Katie Cion, Staff Writer

 According to the U.S Census Bureau, in 2011 the average family size was 3.18 people, (insert the required .18 of a person joke here). Multiply this by approximately four, and you have the number of suitcases my traveling party tries to shove in the back of a rented limousine.

   There are certainly perks to having a big family. You never have to share the table with strangers at a hibachi restaurant and you constantly have enough people around to field a soccer team, if need be. However, among the items on this inexhaustible list, quick and convenient travel isn’t one of them.

   The number of travelers in my family always changes. My immediate family consists of seven people there are three grandparents, six people in my uncle’s family, and always some tag-a-longs. The biggest group in recorded history was 19 in Vail, the winter of ’02. But there’re usually some conflicts, so the magic number is typically around 13, give or take a cousin.

   Describing what it’s like to be in my house with these 13 people the day before a trip is like listing the side effects of a prescription drug: may cause nausea, irritability, or lack of volume control, and don’t try if you are at risk of heart attack or stroke. Everyone is stressed and unprepared, and we all want to be left alone to freak out about our missing bathing suit in solitude.  However solitude, along with important travel documents, and the right flip-flop, is nowhere to be found in a house filled with enough people to violate building codes.

  If that’s not enough, consider the impending3:30 a.m.wake-up.

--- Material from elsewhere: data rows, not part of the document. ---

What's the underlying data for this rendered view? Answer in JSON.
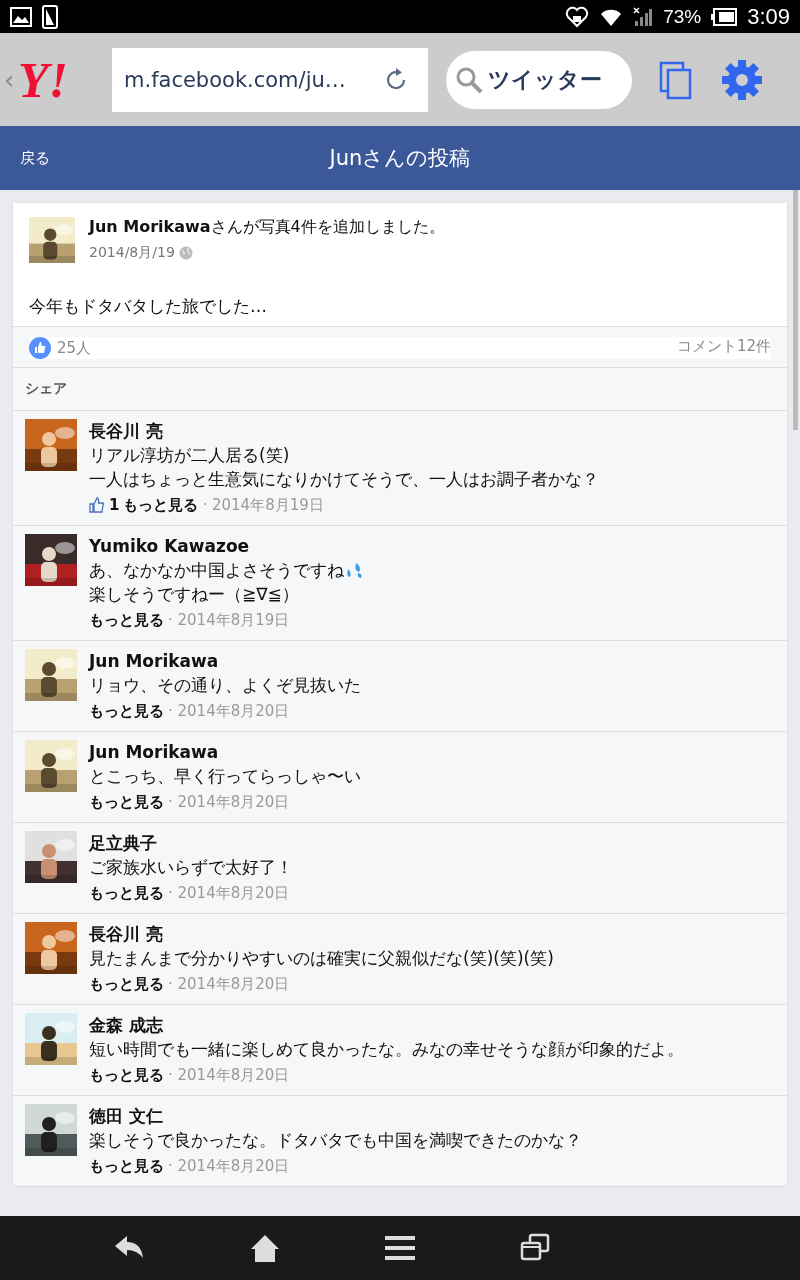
{
  "status_bar": {
    "battery": "73%",
    "time": "3:09"
  },
  "browser": {
    "back": "‹",
    "logo": "Y!",
    "url": "m.facebook.com/ju…",
    "search": "ツイッター"
  },
  "header": {
    "back": "戻る",
    "title": "Junさんの投稿"
  },
  "post": {
    "avatar": {
      "kind": "picture"
    },
    "author": "Jun Morikawa",
    "action": "さんが写真4件を追加しました。",
    "date": "2014/8月/19",
    "text": "今年もドタバタした旅でした…",
    "likes": "25人",
    "comments": "コメント12件",
    "share": "シェア"
  },
  "comments": [
    {
      "name": "長谷川 亮",
      "avatar": {
        "kind": "picture"
      },
      "lines": [
        "リアル淳坊が二人居る(笑)",
        "一人はちょっと生意気になりかけてそうで、一人はお調子者かな？"
      ],
      "like_count": "1",
      "more": "もっと見る",
      "date": "· 2014年8月19日"
    },
    {
      "name": "Yumiko Kawazoe",
      "avatar": {
        "kind": "picture"
      },
      "lines": [
        "あ、なかなか中国よさそうですね",
        "楽しそうですねー（≧∇≦）"
      ],
      "more": "もっと見る",
      "date": "· 2014年8月19日"
    },
    {
      "name": "Jun Morikawa",
      "avatar": {
        "kind": "picture"
      },
      "lines": [
        "リョウ、その通り、よくぞ見抜いた"
      ],
      "more": "もっと見る",
      "date": "· 2014年8月20日"
    },
    {
      "name": "Jun Morikawa",
      "avatar": {
        "kind": "picture"
      },
      "lines": [
        "とこっち、早く行ってらっしゃ〜い"
      ],
      "more": "もっと見る",
      "date": "· 2014年8月20日"
    },
    {
      "name": "足立典子",
      "avatar": {
        "kind": "picture"
      },
      "lines": [
        "ご家族水いらずで太好了！"
      ],
      "more": "もっと見る",
      "date": "· 2014年8月20日"
    },
    {
      "name": "長谷川 亮",
      "avatar": {
        "kind": "picture"
      },
      "lines": [
        "見たまんまで分かりやすいのは確実に父親似だな(笑)(笑)(笑)"
      ],
      "more": "もっと見る",
      "date": "· 2014年8月20日"
    },
    {
      "name": "金森 成志",
      "avatar": {
        "kind": "picture"
      },
      "lines": [
        "短い時間でも一緒に楽しめて良かったな。みなの幸せそうな顔が印象的だよ。"
      ],
      "more": "もっと見る",
      "date": "· 2014年8月20日"
    },
    {
      "name": "徳田 文仁",
      "avatar": {
        "kind": "picture"
      },
      "lines": [
        "楽しそうで良かったな。ドタバタでも中国を満喫できたのかな？"
      ],
      "more": "もっと見る",
      "date": "· 2014年8月20日"
    }
  ]
}
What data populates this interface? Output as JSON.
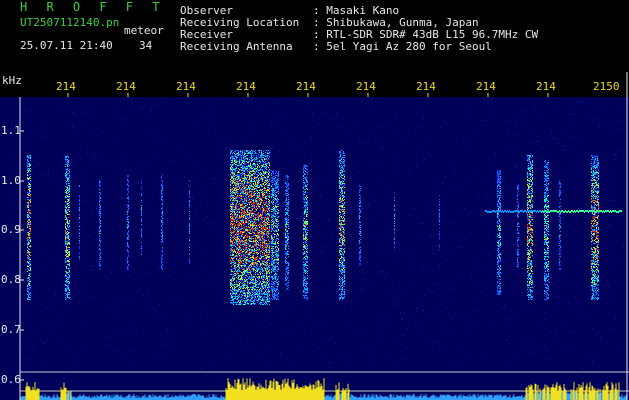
{
  "header": {
    "program": "H R O F F T",
    "filename": "UT2507112140.pn",
    "meteor_label": "meteor",
    "datetime": "25.07.11 21:40",
    "count": "34"
  },
  "station": {
    "labels": [
      "Observer",
      "Receiving Location",
      "Receiver",
      "Receiving Antenna"
    ],
    "values": [
      ": Masaki Kano",
      ": Shibukawa, Gunma, Japan",
      ": RTL-SDR SDR# 43dB L15 96.7MHz CW",
      ": 5el Yagi Az 280 for Seoul"
    ]
  },
  "axes": {
    "y_unit": "kHz",
    "y_ticks": [
      "1.1",
      "1.0",
      "0.9",
      "0.8",
      "0.7",
      "0.6"
    ],
    "x_ticks": [
      "214",
      "214",
      "214",
      "214",
      "214",
      "214",
      "214",
      "214",
      "214",
      "2150"
    ]
  },
  "colors": {
    "background": "#000000",
    "plot_bg": "#00005a",
    "title_green": "#3cd23c",
    "tick_yellow": "#e8d820",
    "text_white": "#e8e8e8"
  }
}
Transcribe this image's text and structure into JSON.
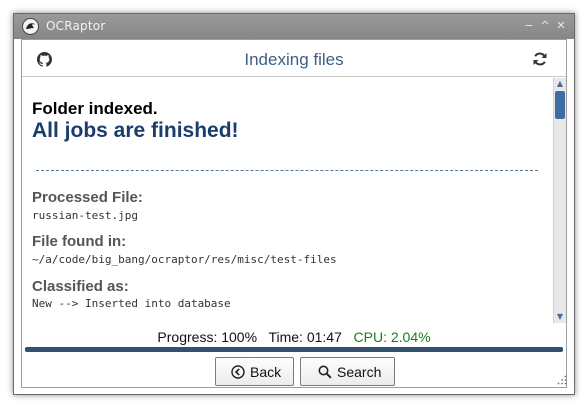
{
  "window": {
    "title": "OCRaptor"
  },
  "header": {
    "title": "Indexing files"
  },
  "status": {
    "line1": "Folder indexed.",
    "line2": "All jobs are finished!"
  },
  "details": {
    "processed_label": "Processed File:",
    "processed_value": "russian-test.jpg",
    "found_label": "File found in:",
    "found_value": "~/a/code/big_bang/ocraptor/res/misc/test-files",
    "classified_label": "Classified as:",
    "classified_value": "New --> Inserted into database"
  },
  "progress": {
    "progress_text": "Progress: 100%",
    "time_text": "Time: 01:47",
    "cpu_text": "CPU: 2.04%",
    "fraction": 1.0
  },
  "buttons": {
    "back": "Back",
    "search": "Search"
  },
  "icons": [
    "app-logo-icon",
    "github-icon",
    "refresh-icon",
    "back-arrow-icon",
    "search-icon",
    "resize-grip-icon"
  ],
  "colors": {
    "accent": "#3d5f86",
    "status": "#1a3d6e",
    "cpu": "#1e7a1e",
    "progress": "#34506f",
    "scroll_thumb": "#3e6da3"
  }
}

When you’re traveling with a dozen other people, it’s best to get to the airport hours before anyone else. That apparently includes the pilot.

    At the airport the real fun begins. A big family will receive dirty looks from people in the check-in line. We just take way too much time. We try to make friends with airport personnel, and at least one of our bags is over 50 pounds. People dislike this kind of delay.

   Once past check-in we annoy the people in security. To move through security faster, TSA recommends packing an organized carry-on. My family’s bags look like they were hit by bombs. We make sure not to say the B-word in airport security though, after an incident back in ’05.

   Getting past security is taxing. But remember, traveling with the size equivalent of a respectable hip-hop entourage is a marathon, not a sprint.

   If being in an airport is difficult, being 30,000 feet in the air defies explanation. Though I pity the innocent bystanders most. It’s really convenient for us to constantly reach across the aisle for a piece of gum, or yell from first class to coach, but not for anyone else. Thus, I often volunteer to take the seat surrounded by strangers. It’s much easier in that position to pretend I don’t know my family, and join the other passengers in staring in disgust.

   Slowly though, things calm down. My older brother will fall asleep with his head on whoever’s next to him, while my mother shamelessly watches “The Lion King” on her seat back screen.  In these moments I start to revel in thoughts of the vacation to come: the unsuspecting hotel whose employees will know our names by the second day, the beachfront we will crowd, or the gondola we will fill to capacity. And I’m ultimately happy that we won’t have to share a hibachi table with strangers, and if need be, we can field a soccer team.

    These thoughts carry a person through hours at baggage claim, or a slow-moving customs line, delayed even further by a joke about my 7-year-old cousin smuggling cigars into the country.

 Because, although traveling with a big family is rough, it isn’t entirely bad. Entirely, though, being the operative word.

Did I mention how hard it is to make a dinner reservation for 13?